I think you should try out Joerg's idea of using ball bearings. Yes, more expensive, but this would perhaps be creating a high end"cadillac" model. Some would pay for it, I think. Also, I suggest making more rectangle shaped forks as an option, some folks like that better than "V" shape forks.


----------



## mr.joel (Dec 21, 2009)

Also, consider using G10 or micarta handles to offset the possibility of swelling issues with the ball bearings. I like wood also, but theses materials have an undeniable moisture resisting advantage.


----------



## JoergS (Dec 17, 2009)

For using ball bearings, I think you need to use aluminum tubes as a grip. You can of course use small bearings so the tube can be fairly thin, and then drill out the wooden handle so it fits over the tube. Glue it in place and you are done.

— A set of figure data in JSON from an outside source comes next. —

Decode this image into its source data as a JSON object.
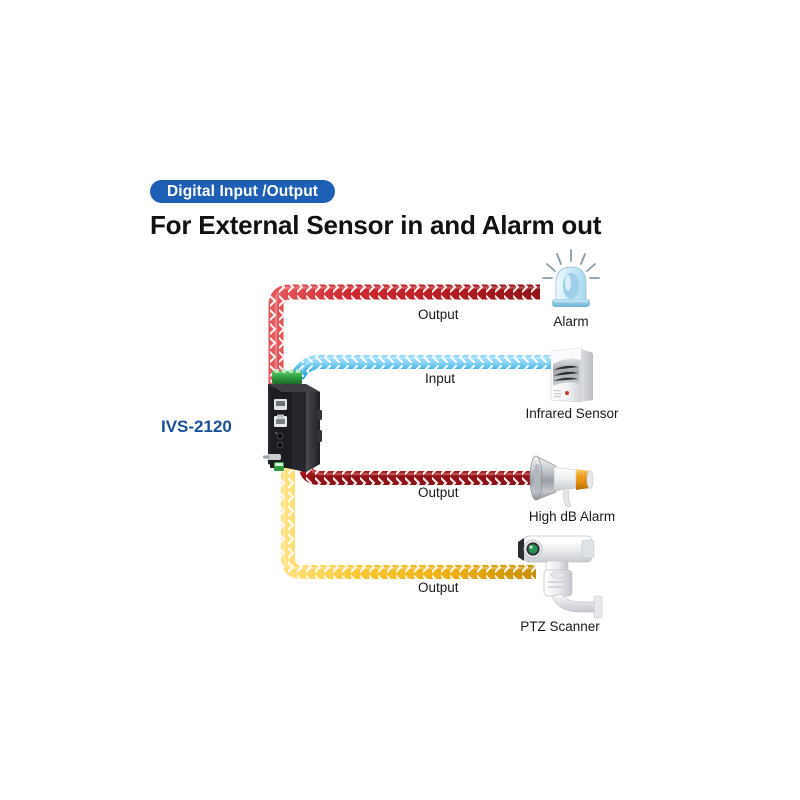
{
  "header": {
    "badge_label": "Digital Input /Output",
    "headline": "For External Sensor in and Alarm out",
    "badge_color": "#1d5fb4",
    "headline_color": "#111111"
  },
  "device": {
    "name": "IVS-2120",
    "label_color": "#1a4f9c",
    "body_color": "#25262a",
    "terminal_color": "#2f9b3e"
  },
  "diagram": {
    "type": "connection-diagram",
    "connections": [
      {
        "id": "alarm-output",
        "label": "Output",
        "direction": "out",
        "arrow": "right",
        "color": "#c4262c",
        "target": "Alarm"
      },
      {
        "id": "sensor-input",
        "label": "Input",
        "direction": "in",
        "arrow": "left",
        "color": "#3fb3e8",
        "target": "Infrared Sensor"
      },
      {
        "id": "horn-output",
        "label": "Output",
        "direction": "out",
        "arrow": "right",
        "color": "#c4262c",
        "target": "High dB Alarm"
      },
      {
        "id": "ptz-output",
        "label": "Output",
        "direction": "out",
        "arrow": "right",
        "color": "#f5b921",
        "target": "PTZ Scanner"
      }
    ],
    "nodes": [
      {
        "id": "alarm",
        "caption": "Alarm",
        "icon": "beacon-light-icon"
      },
      {
        "id": "ir-sensor",
        "caption": "Infrared Sensor",
        "icon": "pir-sensor-icon"
      },
      {
        "id": "horn",
        "caption": "High dB Alarm",
        "icon": "horn-speaker-icon"
      },
      {
        "id": "ptz",
        "caption": "PTZ Scanner",
        "icon": "ptz-camera-icon"
      }
    ]
  }
}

I like rectangular forks as well, simply because you can achieve a low fork. I now use fork heights of about 2,5 to 3 cm.

I am happy to provide assitance how to select and install ball bearings, it is really not hard to do. No fancy machines needed. A vise, a saw, welding gear, that is about it.

Jörg


----------



## bunnybuster (Dec 26, 2009)

Hi guys,
I do appreciate the constructive criticism on my swivel forks.
I have shot these extensively, and still, I see no need for bearings. As far as using aluminum, or steel for handles....mine are all about wood, and the many shapes and types of handles I can fashion. This particular handle is of osage, and is taken from a pump shotgun handle, design. These type slingshots are very affordable as made.
I may bend up some square forks as suggested though.
Tom
aka. bunnybuster


----------



## JoergS (Dec 17, 2009)

Tom, I think for the design in your photo, ball bearings are not necessary.

There is no need for ball bearings as long as the bands are not very tough. But I noticed that my most powerful bands would no longer self center at full draw, because the friction increased so much.

As the fork on your models is fairly high, the strong bands I use on my "W" slingshots would not be controllable. The wrist strain would be too high.

But if you bend a rectangular fork which is much lower, you may experience these effects with strong bands.

Jörg


----------